CODEWITHSUNDEEP
c++arraysc++11
The Mask
The Mask

Reputation: 17427

Why compiler doesn't pass size of array char *arr[] in parameters?

Why compiler doesn't pass size of array char *arr[] in parameters? I wanted to get get size of array passed by parameter but I guess it doesn't work because even char *a[] is char ** my question is why is it and can I make it work?

#include <stdio.h>
#include <stddef.h>
#include <stdio.h>

template<class T, size_t len>
constexpr size_t lengthof(T(&)[len])
{
    return len;
}
void printarr(const char *a[]);

int main()
{
    const char *a[] = { "aba", "bd", "cd" };
    printarr(a);
}

void printarr(const char *a[])
{
    for(size_t i = 0, c = lengthof(a); i < c; i++) {
        printf("str = %s\n", a[i]);
    }
}

Upvotes: 6

Views: 324

Answers (5)

Lorenzo Gatti
Lorenzo Gatti

Reputation: 1270

From the point of view of the language, your array doesn't have a length; the compiler cannot read your mind and decide where the array begins and where it ends, and it cannot waste memory and processing to perform range checking.
The closest thing to an array length is the number of consecutive memory spaces that have been allocated by a single new[] invocation, but such information is only authoritative for the purpose of allocating and deallocating memory: the "array" you want to process in your function might be only a portion of a single allocation (for example, you might allocate memory to load a whole text file and process each line separately).

Upvotes: 0

Benjamin Lindley
Benjamin Lindley

Reputation: 103693

You can make it work by using the same trick you used in your lengthof function template.

template<size_t len>
void printarr(const char* (&a)[len])
{
    for(size_t i = 0, c = lengthof(a); i < c; i++) {
        printf("str = %s\n", a[i]);
    }
}

Upvotes: 7

Kobor42
Kobor42

Reputation: 5147

C++ is a language what provides low level access to system resources. Processor is not working with objects, but with memory addresses.
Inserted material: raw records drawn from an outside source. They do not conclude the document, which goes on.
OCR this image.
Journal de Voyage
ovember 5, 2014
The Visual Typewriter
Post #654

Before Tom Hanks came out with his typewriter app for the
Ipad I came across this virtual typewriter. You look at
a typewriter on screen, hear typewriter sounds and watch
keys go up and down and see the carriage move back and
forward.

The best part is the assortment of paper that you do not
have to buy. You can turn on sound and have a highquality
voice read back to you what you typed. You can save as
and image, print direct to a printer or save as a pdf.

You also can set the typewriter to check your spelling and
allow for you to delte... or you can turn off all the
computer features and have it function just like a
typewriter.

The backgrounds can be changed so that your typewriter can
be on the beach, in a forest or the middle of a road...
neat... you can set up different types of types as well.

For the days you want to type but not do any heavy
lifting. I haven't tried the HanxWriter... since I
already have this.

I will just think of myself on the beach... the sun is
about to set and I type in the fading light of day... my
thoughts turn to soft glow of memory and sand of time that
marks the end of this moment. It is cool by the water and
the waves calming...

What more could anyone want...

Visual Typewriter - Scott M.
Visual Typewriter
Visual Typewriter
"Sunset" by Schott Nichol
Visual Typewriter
If you want predefined structures, use Java, C#, python, or c++ libs like stl.

Upvotes: 0

user3344003
user3344003

Reputation: 21617

That has been a feature of C since the beginning and carried through into C++.

In the case of string arrays, the solution has been to add a trailing null character to mark the end.

The was probably done for the sake of efficiency when C started on ancient PDP computers.

Use strlen; or better yet std::string or std::vector.

Upvotes: 4

Basile Starynkevitch
Basile Starynkevitch

Reputation: 1

Because this is required by the C++ standard, which inherited this behavior from C (and since C++ wants to stay compatible with C).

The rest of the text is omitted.